I recently stopped reading Playing Software (Sicart) because of this statement:

QuoteWhat toys and video games do for software agency is eliminate or contain ambiguity. In a well-designed video game, we know what we have to do, and we are given tools to learn to see what the software will do to and with us.

It's important, however, for me to reflect on my strong negative reaction. What does Sicart's picture miss, or grossly misrepresent, that I care about in video games? He's not saying "video games are only about reducing ambiguity," but it is a straightforward claim that video games do reduce ambiguity. So it's not a question of whether video games are being too narrowly defined in terms of purpose, but that I am having a strong negative reaction to the idea that 'eliminating or containing ambiguity', in particular of our relationships to software, or in general of the thing with which we are playing, is part of the design of a video game, or in general of play-spaces or play-tools.

I'm here to ask myself: What's up with that?

droqen

Logically it follows I must believe that ambiguity is some necessary component of play. What does it mean to play with any thing? I might examine WHAT DO WE WANT TO GET POINTS FOR? In my letterclub of the same name, I suggested "We want to get points for our values."
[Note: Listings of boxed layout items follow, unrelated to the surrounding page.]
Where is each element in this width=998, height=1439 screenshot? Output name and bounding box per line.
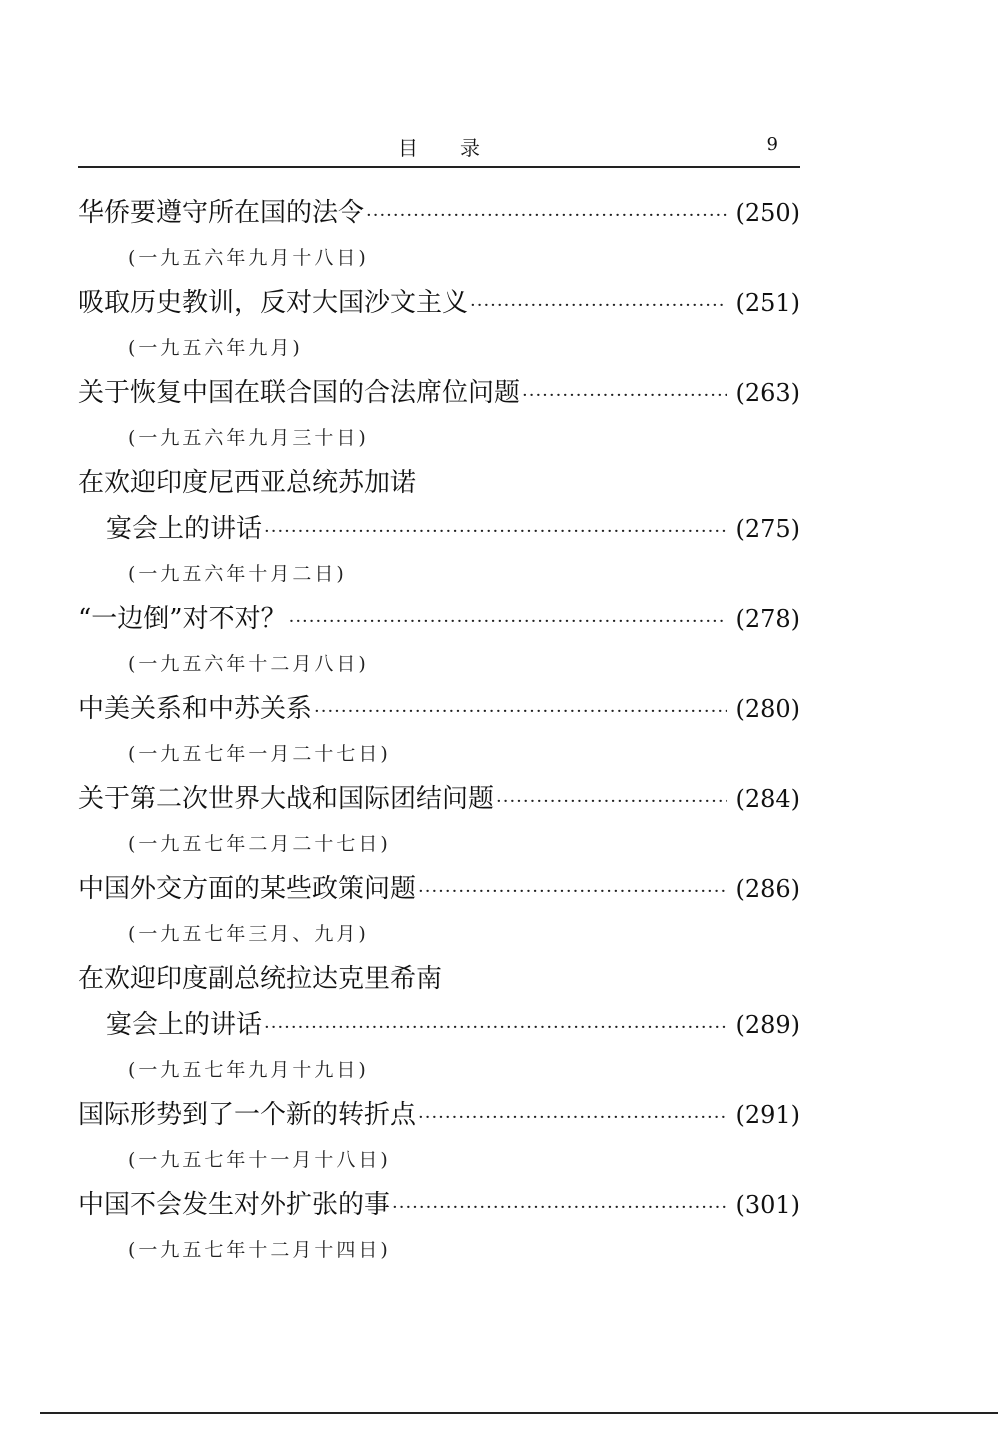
toc-title: 宴会上的讲话 (106, 1010, 263, 1040)
toc-page-number: (289) (735, 1011, 800, 1039)
toc-title: 关于第二次世界大战和国际团结问题 (78, 784, 495, 814)
toc-page-number: (291) (735, 1101, 800, 1129)
toc-date: (一九五七年一月二十七日) (128, 743, 391, 765)
toc-date: (一九五七年十一月十八日) (128, 1149, 391, 1171)
toc-entry (78, 190, 800, 280)
toc-date: (一九五七年十二月十四日) (128, 1239, 391, 1261)
toc-page-number: (250) (735, 199, 800, 227)
toc-entry (78, 280, 800, 370)
dot-leader (289, 599, 728, 645)
toc-date: (一九五六年九月三十日) (128, 427, 369, 449)
dot-leader (522, 373, 727, 419)
toc-title-line (78, 1002, 800, 1048)
toc-entry (78, 686, 800, 776)
dot-leader (418, 1095, 727, 1141)
toc-title-line (78, 1182, 800, 1228)
dot-leader (264, 509, 727, 555)
toc-title-line (78, 190, 800, 236)
toc-title-line (78, 776, 800, 822)
toc-title-line (78, 686, 800, 732)
toc-entry (78, 1182, 800, 1272)
toc-title-line (78, 370, 800, 416)
toc-title: 宴会上的讲话 (106, 514, 263, 544)
toc-date: (一九五六年十月二日) (128, 563, 347, 585)
header-page-number: 9 (766, 134, 778, 155)
dot-leader (470, 283, 727, 329)
toc-title: 华侨要遵守所在国的法令 (78, 198, 365, 228)
dot-leader (366, 193, 727, 239)
header-title: 目录 (398, 136, 522, 160)
toc-entry (78, 956, 800, 1092)
toc-title-first-line: 在欢迎印度副总统拉达克里希南 (78, 964, 443, 994)
toc-title: 中国不会发生对外扩张的事 (78, 1190, 391, 1220)
dot-leader (392, 1185, 727, 1231)
toc-title-line (78, 280, 800, 326)
dot-leader (418, 869, 727, 915)
dot-leader (264, 1005, 727, 1051)
toc-title-line (78, 1092, 800, 1138)
running-header (78, 128, 800, 168)
toc-title: 吸取历史教训，反对大国沙文主义 (78, 288, 469, 318)
toc-date: (一九五七年九月十九日) (128, 1059, 369, 1081)
toc-page-number: (301) (735, 1191, 800, 1219)
toc-title-line (78, 866, 800, 912)
toc-title: 国际形势到了一个新的转折点 (78, 1100, 417, 1130)
toc-title: 中国外交方面的某些政策问题 (78, 874, 417, 904)
toc-title: “一边倒”对不对？ (78, 604, 287, 634)
toc-date: (一九五六年九月) (128, 337, 303, 359)
toc-date: (一九五七年三月、九月) (128, 923, 369, 945)
toc-date: (一九五七年二月二十七日) (128, 833, 391, 855)
toc-date: (一九五六年九月十八日) (128, 247, 369, 269)
toc-title-line (78, 506, 800, 552)
toc-date: (一九五六年十二月八日) (128, 653, 369, 675)
toc-entry (78, 776, 800, 866)
toc-title-line-first (78, 460, 800, 506)
toc-page-number: (284) (735, 785, 800, 813)
toc-page-number: (263) (735, 379, 800, 407)
toc-page-number: (251) (735, 289, 800, 317)
toc-title: 关于恢复中国在联合国的合法席位问题 (78, 378, 521, 408)
toc-entry (78, 370, 800, 460)
toc-entry (78, 596, 800, 686)
dot-leader (314, 689, 727, 735)
toc-title-line-first (78, 956, 800, 1002)
toc-page-number: (278) (735, 605, 800, 633)
dot-leader (496, 779, 727, 825)
toc-entry (78, 1092, 800, 1182)
bottom-rule (40, 1412, 998, 1414)
toc-title-first-line: 在欢迎印度尼西亚总统苏加诺 (78, 468, 417, 498)
toc-entry (78, 866, 800, 956)
toc-page-number: (286) (735, 875, 800, 903)
table-of-contents (78, 190, 800, 1272)
toc-entry (78, 460, 800, 596)
toc-page-number: (275) (735, 515, 800, 543)
toc-page-number: (280) (735, 695, 800, 723)
toc-title: 中美关系和中苏关系 (78, 694, 313, 724)
toc-title-line (78, 596, 800, 642)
Recently I have been wondering if there is any issue with extrinsic rewards, or whether they are simply measuring the wrong thing -- measuring something that is measurable, rather than something immeasurable... That is, an extrinsic reward is bad because it rewards something which can possibly be extrinsically rewarded, something which can be externalized. An intrinsic reward can possibly measure something precisely, perfectly. The right thing.